また、遺言書の内容が一部、法律に反するようなものだったり、著しく不公平だったりすると、のちのち裁判などで争いになる可能性もゼロではありません。

とはいえ、「検認をしていない遺言書」よりは、「きちんと裁判所で確認されている遺言書」のほうが、はるかに信頼度は高いです。

相続人みんなが納得しやすくなりますし、銀行や法務局の手続きにも必要となるケースが多いです。


「検認」が必要なとき、あわてず落ち着いて行動しよう

実際に大切な家族が亡くなって、遺言書が見つかったとき、「ええっ、こんな書類をどうしたらいいの!?」とパニックになりがちです。

でも、そんなときこそ慌てずに、まずは家庭裁判所への「検認の申立て」が必要なんだと覚えておくだけでも、ずいぶん気持ちがラクになります。

  • 遺言書が封印されている場合は、家庭裁判所の許可なく開けない
  • なるべく早めに家庭裁判所へ連絡・申立てをする
  • 必要書類を揃えて、検認期日に出席する

この流れだけ知っていれば、とりあえず大丈夫。

「どの裁判所に申立てればいいの?」と迷ったら、電話やインターネットで調べたり、弁護士や司法書士、行政書士などの専門家に相談してみるのも一つの方法です。


まとめ:遺言書の検認は「遺言書の身元確認」みたいなもの

最後にまとめましょう。

遺言書の検認は、

  • 自筆証書遺言や秘密証書遺言など、公正証書ではない遺言書を使う前に必要
  • 遺言書が本当にあるのか、勝手に書きかえられていないかなどを、家庭裁判所でチェックしてもらう手続き
  • 有効・無効を判断するわけではない(あくまで内容を確認するだけ)
  • 検認が終わると、「公的に確認された遺言書ですよ」というお墨付きを得られ、銀行や法務局の手続きがスムーズになる

遺言書があることは、相続においてとても助けになります。

亡くなった方の「想い」がそこには込められていますからね。

ですが、せっかくの遺言書も、正しく扱わないとトラブルになってしまうかもしれません。

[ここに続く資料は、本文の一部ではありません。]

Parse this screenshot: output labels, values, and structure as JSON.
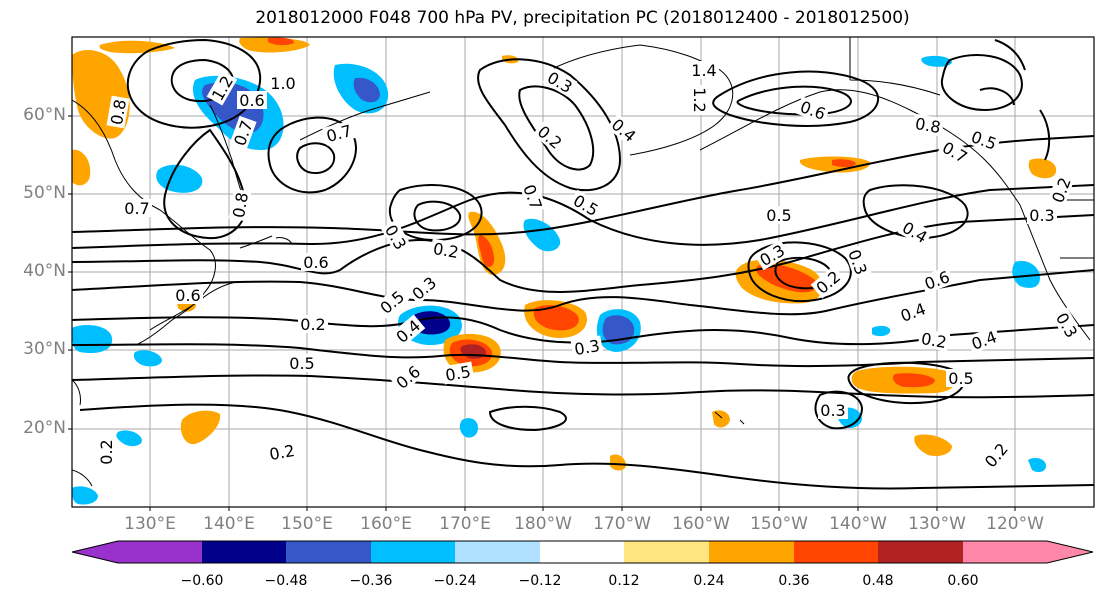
{
  "title": "2018012000 F048 700 hPa PV, precipitation PC (2018012400 - 2018012500)",
  "latitude_labels": [
    "60°N",
    "50°N",
    "40°N",
    "30°N",
    "20°N"
  ],
  "longitude_labels": [
    "130°E",
    "140°E",
    "150°E",
    "160°E",
    "170°E",
    "180°W",
    "170°W",
    "160°W",
    "150°W",
    "140°W",
    "130°W",
    "120°W"
  ],
  "colorbar": {
    "tick_labels": [
      "−0.60",
      "−0.48",
      "−0.36",
      "−0.24",
      "−0.12",
      "0.12",
      "0.24",
      "0.36",
      "0.48",
      "0.60"
    ],
    "colors": [
      "#9932CC",
      "#00008B",
      "#3557C8",
      "#00BFFF",
      "#B0E0FF",
      "#FFFFFF",
      "#FFE680",
      "#FFA500",
      "#FF4500",
      "#B22222",
      "#FF88AA"
    ]
  },
  "contour_labels": [
    {
      "text": "1.0"
    },
    {
      "text": "1.2"
    },
    {
      "text": "0.7"
    },
    {
      "text": "0.8"
    },
    {
      "text": "0.7"
    },
    {
      "text": "0.7"
    },
    {
      "text": "0.8"
    },
    {
      "text": "0.6"
    },
    {
      "text": "0.3"
    },
    {
      "text": "0.2"
    },
    {
      "text": "0.6"
    },
    {
      "text": "0.7"
    },
    {
      "text": "0.5"
    },
    {
      "text": "0.3"
    },
    {
      "text": "0.2"
    },
    {
      "text": "0.4"
    },
    {
      "text": "1.4"
    },
    {
      "text": "1.2"
    },
    {
      "text": "0.6"
    },
    {
      "text": "0.8"
    },
    {
      "text": "0.7"
    },
    {
      "text": "0.5"
    },
    {
      "text": "0.4"
    },
    {
      "text": "0.6"
    },
    {
      "text": "0.5"
    },
    {
      "text": "0.3"
    },
    {
      "text": "0.2"
    },
    {
      "text": "0.3"
    },
    {
      "text": "0.2"
    },
    {
      "text": "0.4"
    },
    {
      "text": "0.5"
    },
    {
      "text": "0.3"
    },
    {
      "text": "0.2"
    },
    {
      "text": "0.4"
    },
    {
      "text": "0.5"
    },
    {
      "text": "0.2"
    },
    {
      "text": "0.5"
    },
    {
      "text": "0.4"
    },
    {
      "text": "0.6"
    },
    {
      "text": "0.3"
    },
    {
      "text": "0.5"
    },
    {
      "text": "0.6"
    },
    {
      "text": "0.3"
    },
    {
      "text": "0.2"
    },
    {
      "text": "0.2"
    },
    {
      "text": "0.3"
    },
    {
      "text": "0.2"
    },
    {
      "text": "0.3"
    }
  ]
}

「検認ってちょっと面倒だなぁ」と感じるかもしれませんが、これは大切な人の想いをきちんと生かすためのステップなんです。

もし「どこから手をつけていいのかわからない……」というときは、お近くの家庭裁判所や専門家に相談してみると安心です。

何かあってから慌てるよりも、事前に知識をもっておくと、いざという時に落ち着いて動けますよ。

大切なご家族の想いをきちんと受け継ぐために、ぜひ「検認」について知っておいてくださいね。